It takes me 5 hours to run one epoch with a Kaggle GPU on the Melanoma Classification challenge

edkahara · June 20, 2020, 8:05am

I’m competing in Kaggle’s Melanoma Classification Challenge. I just used the normal stuff I’ve learned so far (up to lesson 3). Here is my notebook. As you can see, it took 5 hours to run one epoch, with the GPU on. I basically can’t run more than one epoch without surpassing kaggle’s notebook session quota (9 hours). So what did I do wrong or what should I do different?

vferrer · June 21, 2020, 7:15am

I don’t see any problem. You may be training on CPU (you need to activate the GPU on Kaggle).
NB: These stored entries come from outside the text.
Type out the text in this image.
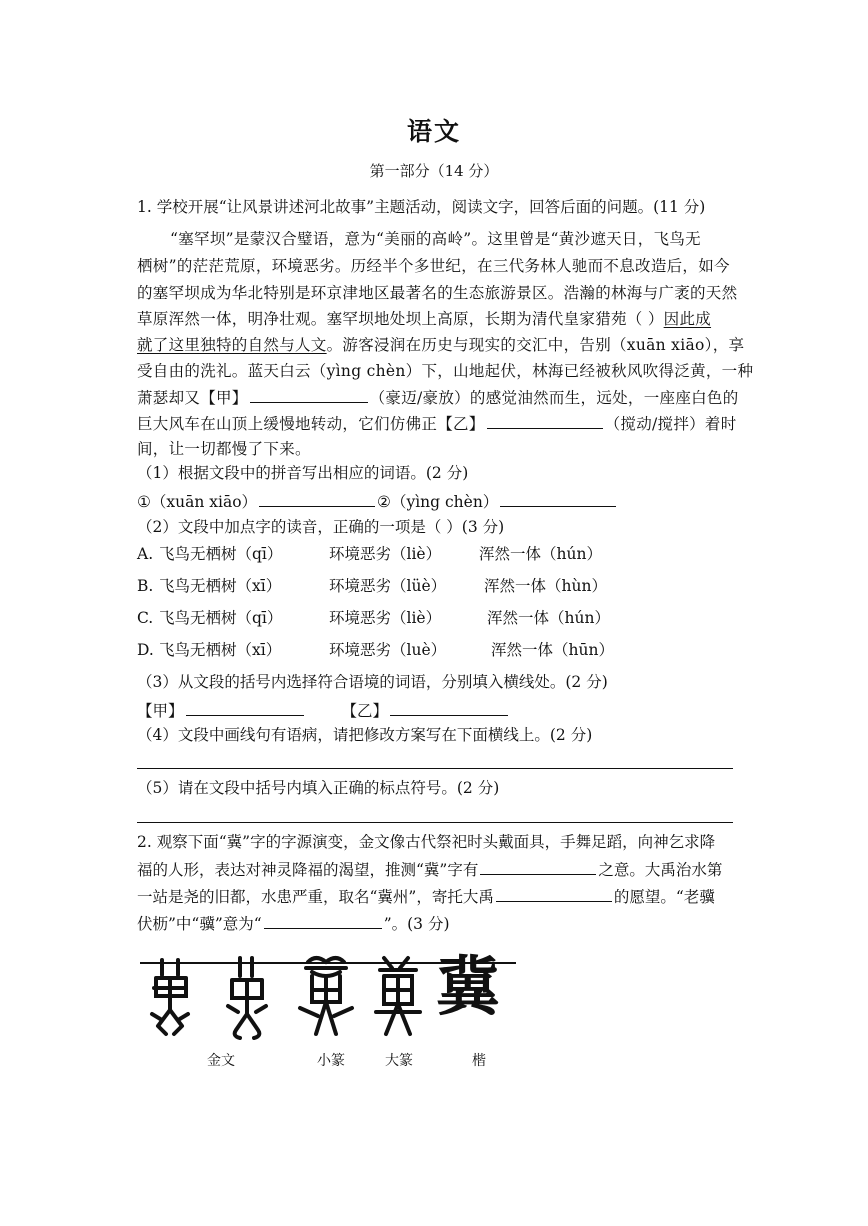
语文
第一部分（14 分）
1. 学校开展“让风景讲述河北故事”主题活动，阅读文字，回答后面的问题。(11 分)
“塞罕坝”是蒙汉合璧语，意为“美丽的高岭”。这里曾是“黄沙遮天日，飞鸟无
栖树”的茫茫荒原，环境恶劣。历经半个多世纪，在三代务林人驰而不息改造后，如今
的塞罕坝成为华北特别是环京津地区最著名的生态旅游景区。浩瀚的林海与广袤的天然
草原浑然一体，明净壮观。塞罕坝地处坝上高原，长期为清代皇家猎苑（ ）因此成
就了这里独特的自然与人文。游客浸润在历史与现实的交汇中，告别（xuān xiāo），享
受自由的洗礼。蓝天白云（yìng chèn）下，山地起伏，林海已经被秋风吹得泛黄，一种
萧瑟却又【甲】	（豪迈/豪放）的感觉油然而生，远处，一座座白色的
巨大风车在山顶上缓慢地转动，它们仿佛正【乙】	（搅动/搅拌）着时
间，让一切都慢了下来。
（1）根据文段中的拼音写出相应的词语。(2 分)
①（xuān xiāo）	②（yìng chèn）
（2）文段中加点字的读音，正确的一项是（ ）(3 分)
A. 飞鸟无栖树（qī）	环境恶劣（liè） 浑然一体（hún）
B. 飞鸟无栖树（xī）	环境恶劣（lüè） 浑然一体（hùn）
C. 飞鸟无栖树（qī）	环境恶劣（liè）	浑然一体（hún）
D. 飞鸟无栖树（xī）	环境恶劣（luè）	浑然一体（hūn）
（3）从文段的括号内选择符合语境的词语，分别填入横线处。(2 分)
【甲】	【乙】
（4）文段中画线句有语病，请把修改方案写在下面横线上。(2 分)
（5）请在文段中括号内填入正确的标点符号。(2 分)
2. 观察下面“冀”字的字源演变，金文像古代祭祀时头戴面具，手舞足蹈，向神乞求降
福的人形，表达对神灵降福的渴望，推测“冀”字有	之意。大禹治水第
一站是尧的旧都，水患严重，取名“冀州”，寄托大禹	的愿望。“老骥
伏枥”中“骥”意为“	”。(3 分)
冀
金文	小篆	大篆	楷
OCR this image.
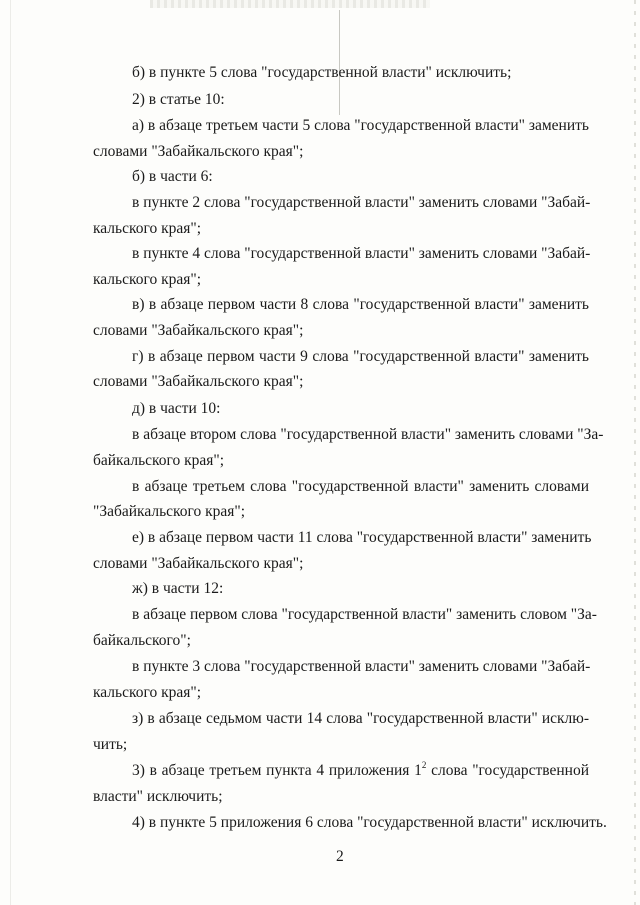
б) в пункте 5 слова "государственной власти" исключить;
2) в статье 10:
а) в абзаце третьем части 5 слова "государственной власти" заменить
словами "Забайкальского края";
б) в части 6:
в пункте 2 слова "государственной власти" заменить словами "Забай-
кальского края";
в пункте 4 слова "государственной власти" заменить словами "Забай-
кальского края";
в) в абзаце первом части 8 слова "государственной власти" заменить
словами "Забайкальского края";
г) в абзаце первом части 9 слова "государственной власти" заменить
словами "Забайкальского края";
д) в части 10:
в абзаце втором слова "государственной власти" заменить словами "За-
байкальского края";
в абзаце третьем слова "государственной власти" заменить словами
"Забайкальского края";
е) в абзаце первом части 11 слова "государственной власти" заменить
словами "Забайкальского края";
ж) в части 12:
в абзаце первом слова "государственной власти" заменить словом "За-
байкальского";
в пункте 3 слова "государственной власти" заменить словами "Забай-
кальского края";
з) в абзаце седьмом части 14 слова "государственной власти" исклю-
чить;
3) в абзаце третьем пункта 4 приложения $1^2$ слова "государственной
власти" исключить;
4) в пункте 5 приложения 6 слова "государственной власти" исключить.
2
Try,

import torch
torch.cuda.is_available()

It returns True if cuda support is enable.

Another option is that original images are very big. From data description, it may be case: Images are also provided in JPEG and TFRecord format (in the jpeg and tfrecords directories, respectively). Images in TFRecord format have been resized to a uniform 1024x1024. You have 32000 but all data is about 100GB!! So, try to preprocess .jpeg images to 1024x1024 size. Fastai2 has http://dev.fast.ai/vision.utils#resize_images . You could adapt to fastai1

edkahara · June 22, 2020, 7:23am

The GPU was on, that’s why I was asking this question. I got some advice from Kaggle here and here.I’m working on resizing the images.